The doctors afterward had told her that even with the proper medical care and attention, the placenta had been weak and might have abrupted anyway. She hadn’t wanted to believe them. It was easier to blame herself but now, a dozen years later, she could view that young woman she had been with a little more compassion.
“In the end,” she whispered now, “when I woke up after the surgery and the doctors told me what had happened and that the baby was dead, I...finally I wanted him again. So much.”
The tears began to fall and she couldn’t seem to stop them and she stopped trying. She hadn’t cried in forever and now, here in the darkness with Sam, she cried for her empty arms and a young woman’s shattered dreams and all the chances she had lost along the way.
Sam swore and rose from his chair. Before she could protest, he sat beside her on the porch swing he had hung and pulled her into his arms.
In some corner of her mind, she knew she should protest but he felt so wonderful—strong, steady, solid—and she couldn’t resist. He held her for a long time while she wept and she was vaguely aware of a light pressure as he kissed the top of her head softly, as he might a child who had come to him with a bad dream.
The moment was almost unbearably tender.
“You need to forgive yourself, Alexandra,” he said, his voice low. “Take it from a man who went through a pretty rough time after a few missions, where I second-guessed decisions, my own and others. People make mistakes. You can either let it eat away at you from the inside until you’re hollowed out and have nothing good left. Or you can learn to accept that none of us can change our past. All we can do is move forward and make something better out of the rest of our days.”
His words resonated with truth. She had blamed herself for too long. It was time to let go, to embrace what she had done with her life in the years since and th
e person she had become.
Sam had moved forward. He had come from a rough childhood and had made something of his life by serving his country. He had fallen in love, married, then had lost his wife tragically.
Many men might have become bitter and railed at fate, yet Sam had this core of goodness in him that made him push past the disappointments and sadness and seek out something better for his son than he had experienced.
To a man like him who had known both the horrors of war and a tumultuous personal life, the quiet streets and quaint houses of Hope’s Crossing must represent unimaginable peace.
She couldn’t let him leave this place he already loved. She didn’t want to go, either, but how could she stay?
“For a long time, I thought the fact that I can’t have more children was punishment for my mistakes.”
“I hope you know better now.”
“I think some things just happen. Not for a reason, not as some punishment from a higher power, not as part of some master plan. They just are.”
“You can still be a mother, you know.”
With his arms still around her, he shifted so she could see his face, and in the pale light on the porch, he looked serious and intense. “I know a certain seven-year-old boy who could use someone like you in his life.”
“Sam.” She clamped down hard on the wild joy fighting to flutter through her again at the implication behind his words.
“No. Listen to me. You keep telling me how you’re not what I need, what Ethan needs. Let me tell you all the reasons I think you’re wrong.”

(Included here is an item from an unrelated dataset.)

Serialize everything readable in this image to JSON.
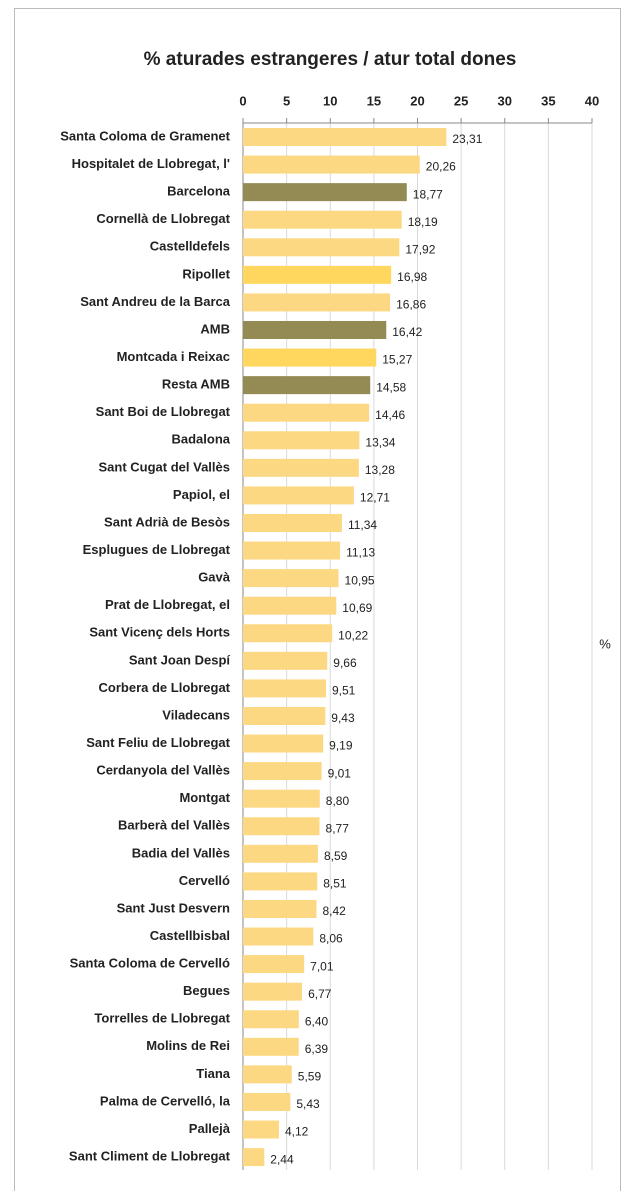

She couldn’t bear this. How could she possibly push him away again when everything within her wanted to stay right here in his arms?
“You make me laugh,” he said. “I haven’t laughed in so long. Even before Kelli got sick, I was so busy being a husband and father and a good soldier that I didn’t often pause to just savor each moment. When I touch you, when I see you, when I simply think about you, I’m happy.”